5. The cases where the SR determines a SWC uniquely are in fact trivial, as we have seen above. In all other cases, the distinction on possible structures has still to be performed after the SR has been chosen.

I will now discuss the relations Q and G. What happens if we decide to replace the unique mapping by a general mapping? In both cases, the question is: how to characterize the subsets of the Cartesian products without having recourse to unique functions?

In the case of Q, the Cartesian product is P* × R. The couples that qualify for the relation Q are those where an SR of the processed word harmonizes with the SR of the allowed prediction. If we leave the predictions in a general form, ie. without indices for subclassification, it is to be expected that some predictions map into different syntactic roles (like SUBJECT or OBJECT, if the prediction is, f.ex., a DECLARATIVE CLAUSE). But, as we have seen, in most cases the predictions are specified so as to qualify for the mapping Q (while in the case of the “syntactic role” YY they specify the SR subsequently). Besides, about half of the total number of SR specify a unique SWC, so in this case the problem of uniqueness is carried over to the relation G. Because of the low frequency of occurrence of a relatively great number of SR (16 out of 34 occur in altogether 54 out of about 2100 rules), the danger of [233]non-uniqueness is still further reduced. I think that the intensional criterion of harmonizing with the prediction that follows is not too badly represented by the extension of the relation Q, if defined in my sense, but of course it has never been a theoretical claim in ASA.

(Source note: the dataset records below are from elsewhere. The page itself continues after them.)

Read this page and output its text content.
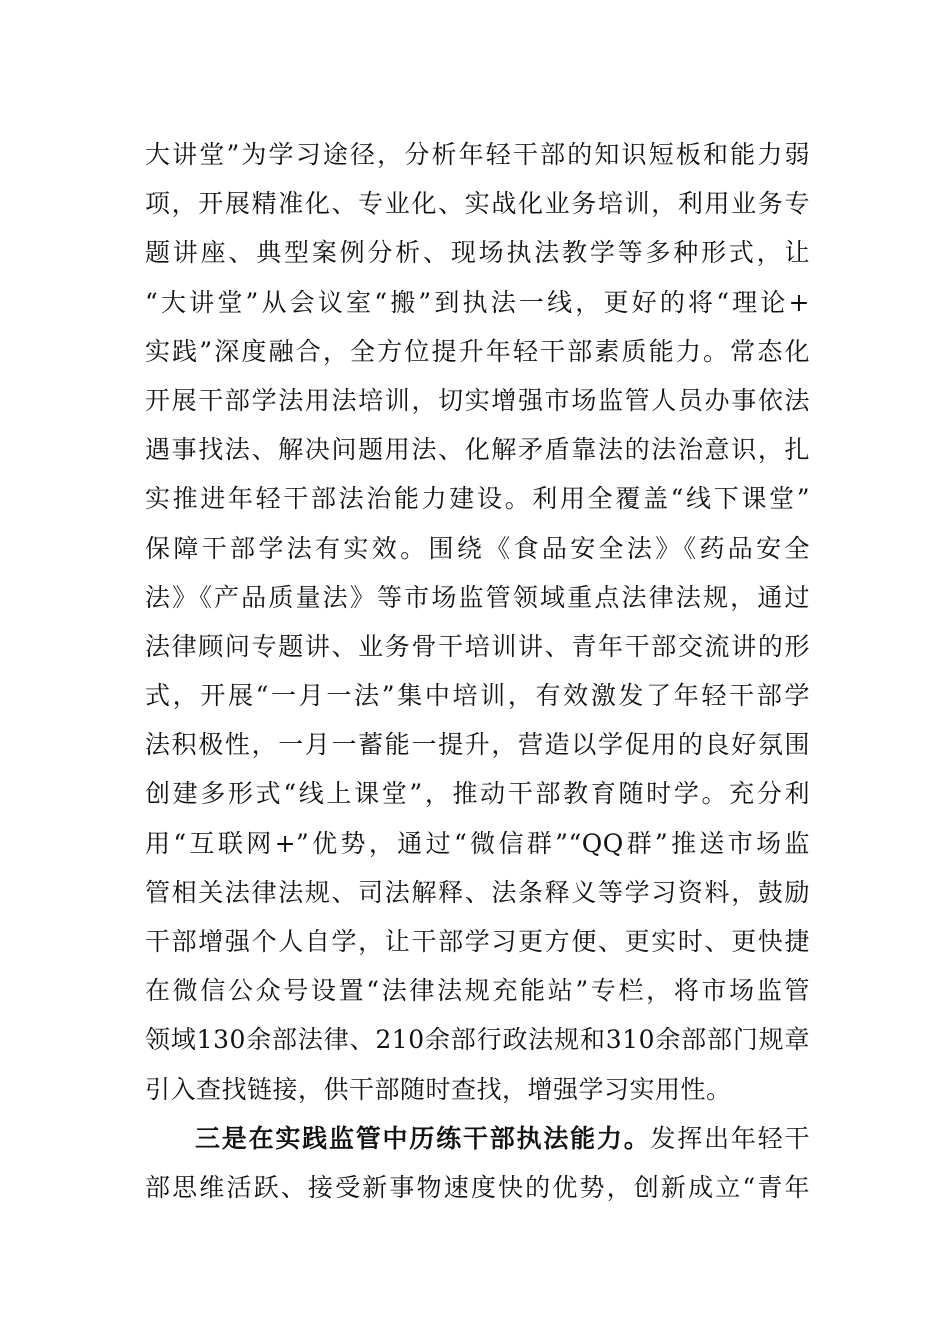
大讲堂”为学习途径，分析年轻干部的知识短板和能力弱
项，开展精准化、专业化、实战化业务培训，利用业务专
题讲座、典型案例分析、现场执法教学等多种形式，让
“大讲堂”从会议室“搬”到执法一线，更好的将“理论+
实践”深度融合，全方位提升年轻干部素质能力。常态化
开展干部学法用法培训，切实增强市场监管人员办事依法
遇事找法、解决问题用法、化解矛盾靠法的法治意识，扎
实推进年轻干部法治能力建设。利用全覆盖“线下课堂”
保障干部学法有实效。围绕《食品安全法》《药品安全
法》《产品质量法》等市场监管领域重点法律法规，通过
法律顾问专题讲、业务骨干培训讲、青年干部交流讲的形
式，开展“一月一法”集中培训，有效激发了年轻干部学
法积极性，一月一蓄能一提升，营造以学促用的良好氛围
创建多形式“线上课堂”，推动干部教育随时学。充分利
用“互联网+”优势，通过“微信群”“QQ群”推送市场监
管相关法律法规、司法解释、法条释义等学习资料，鼓励
干部增强个人自学，让干部学习更方便、更实时、更快捷
在微信公众号设置“法律法规充能站”专栏，将市场监管
领域130余部法律、210余部行政法规和310余部部门规章
引入查找链接，供干部随时查找，增强学习实用性。
三是在实践监管中历练干部执法能力。发挥出年轻干
部思维活跃、接受新事物速度快的优势，创新成立“青年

The relation G. Here it should be kept in mind that the relation G', as defined by Kuno and Oettinger, is mainly empirical. The question how to determine which argument pairs map into which couples (p*, r) is settled by a procedure that answers the question: What structures (ie. sequences of words) can follow, given 1. the old prediction, 2. the SWC of the word to be processed? The boundaries of the possible answers are given by the corpus of text I want to analyze (plus whatever I think might occur in a similar kind of text, see Kuno 1963a, II-3) and, to a certain extent, by the length of the individual structures (usually one recognizes no structures that exceed normal sentence length). The determination of the relation G' is thus paramount in establishing the intension of the “syntactic word”; the question to be answered is the following: what consequences has the dropping of the uniqueness claim on G for the concept of SWC? The answer to this question is from the negative: under the given interpretation of the formalism, it is not the case that the SR determines the SWC in a preliminary way (as one remembers, this was the conclusion we arrived at in the “idealized” interpretation). That in many cases the SR in fact determine (uniquely or just anticipatorily) the SWC is either trivial or incidental, and does not follow from the definition of the relation G.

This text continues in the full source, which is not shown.